おにぎり2005/10/20 08:40

 新米があちこちに出回る季節になった。

 我が家はここ数年この時期に、知り合いでお米を作っている人から市価よりは安く新米を分けてもらっている。精米する前の週あたりに何キロ欲しいかと注文を取ってくれる。文字通り生産者の顔が分かるし、古米を混ぜてズルしている心配がないので、安心していただける。

 うちでは普段は白米に、玄米、麦、あわ、きびなどを混ぜて炊いている。家族は白いご飯が本当は好きなようなのだが、そこは健康のため。麦など噛み締めるとむちむちした食感があり、なかなか味わい深い。古代米という、黒い米もあり、これはちょびっと混ぜただけで赤飯みたいな色がついて、なかなか面白い。しかし、毎年、新米の時期だけは白いご飯が食卓に乗ると相場はきまっている。

 新米が来るとまずやるのは、おにぎりを作ること。毎朝弁当を家族のためにこしらえているのだが、白米で作るおいしいものは、なんたって、おにぎりである。

 幼少時に母が作ってくれたのは、俵の形をしたおにぎり。子供が食べやすいようにと、この形だったのではないだろうか。中には何もはいっていない。小学生になると、ごく普通の三角形のおにぎりになる。母のおにぎりは、白いところがまったく見えないように、海苔できちきちに巻いてある。作り方としては、ざっとおにぎりにくるりと細長く切った海苔を巻いた後、白い隙間に海苔をちぎってはりつけていく方法である。握りたてのほかほかの時にこれをやり、ぎゅっと手で最後ににぎると海苔が定着する。中には、梅干とか昆布とかが入っていて、塩味のおいしいおにぎりだ。

 昔、欧州の海岸で海水浴に行った事がある。お昼に出てきたのはこのおにぎり。これを一緒に食べた人(日本人)が、

「現地の人は、僕らが爆弾を食べていると思ってるんじゃ ないかなぁ~」

といって、笑っておられた。 確かに「爆弾」という言葉がぴったりな怪しい物体である。

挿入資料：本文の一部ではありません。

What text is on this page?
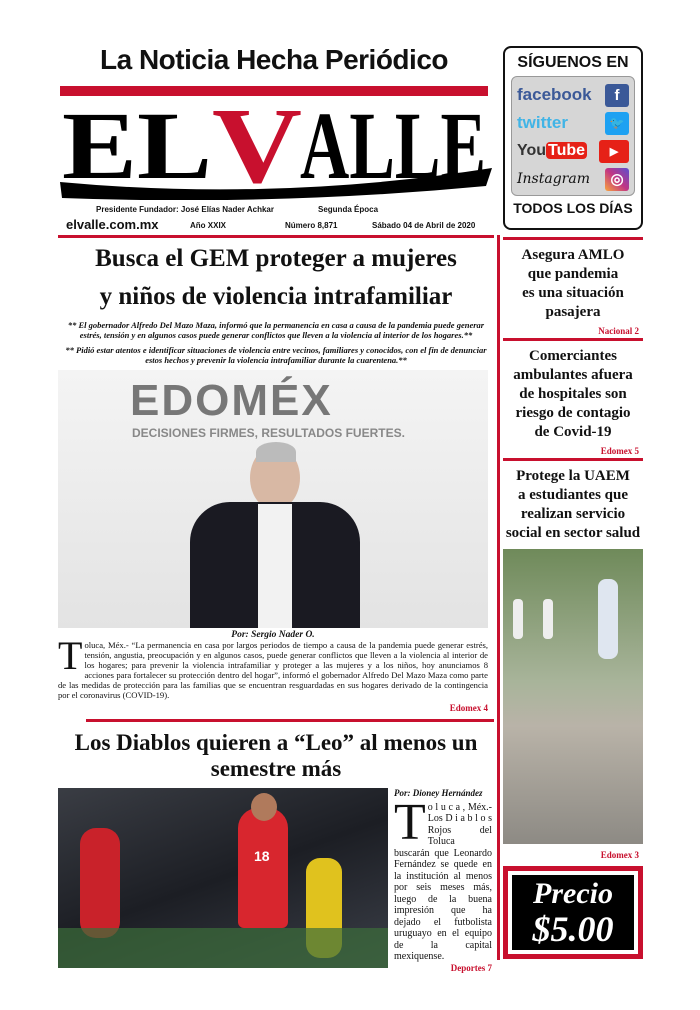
La Noticia Hecha Periódico
EL V
ALLE
Presidente Fundador: José Elías Nader Achkar	Segunda Época
elvalle.com.mx	Año XXIX	Número 8,871	Sábado 04 de Abril de 2020
Busca el GEM proteger a mujeres
y niños de violencia intrafamiliar

** El gobernador Alfredo Del Mazo Maza, informó que la permanencia en casa a causa de la pandemia puede generar estrés, tensión y en algunos casos puede generar conflictos que lleven a la violencia al interior de los hogares.**

** Pidió estar atentos e identificar situaciones de violencia entre vecinos, familiares y conocidos, con el fin de denunciar estos hechos y prevenir la violencia intrafamiliar durante la cuarentena.**

EDOMÉX
DECISIONES FIRMES, RESULTADOS FUERTES.
Por: Sergio Nader O.
Toluca, Méx.- “La permanencia en casa por largos periodos de tiempo a causa de la pandemia puede generar estrés, tensión, angustia, preocupación y en algunos casos, puede generar conflictos que lleven a la violencia al interior de los hogares; para prevenir la violencia intrafamiliar y proteger a las mujeres y a los niños, hoy anunciamos 8 acciones para fortalecer su protección dentro del hogar”, informó el gobernador Alfredo Del Mazo Maza como parte de las medidas de protección para las familias que se encuentran resguardadas en sus hogares derivado de la contingencia por el coronavirus (COVID-19).
Edomex 4
Los Diablos quieren a “Leo” al menos un semestre más
18
Por: Dioney Hernández
T o l u c a , Méx.- Los D i a b l o s Rojos del Toluca buscarán que Leonardo Fernández se quede en la institución al menos por seis meses más, luego de la buena impresión que ha dejado el futbolista uruguayo en el equipo de la capital mexiquense.
Deportes 7
SÍGUENOS EN
facebook	f
twitter	🐦
You Tube	▶
Instagram	◎
TODOS LOS DÍAS
Asegura AMLO
que pandemia
es una situación
pasajera
Nacional 2
Comerciantes
ambulantes afuera
de hospitales son
riesgo de contagio
de Covid-19
Edomex 5
Protege la UAEM
a estudiantes que
realizan servicio
social en sector salud
Edomex 3
Precio
$5.00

 入手した新米は、いつも非常にお世話になっているご夫妻に分けてさしあげている。今週末あたりには送るつもりだ。これを我が家では、「年貢米」と呼んでいる。  このご主人は、「米は太る」と、普段は白米を目のかたきのようにしておられるのだが、私が新米をおにぎりにしたという話をしようものならば、目の色が変られるようである。

 おにぎりって本当においしいよね!日本に生まれてよかった・・・としみじみ実感するのは、こんな時。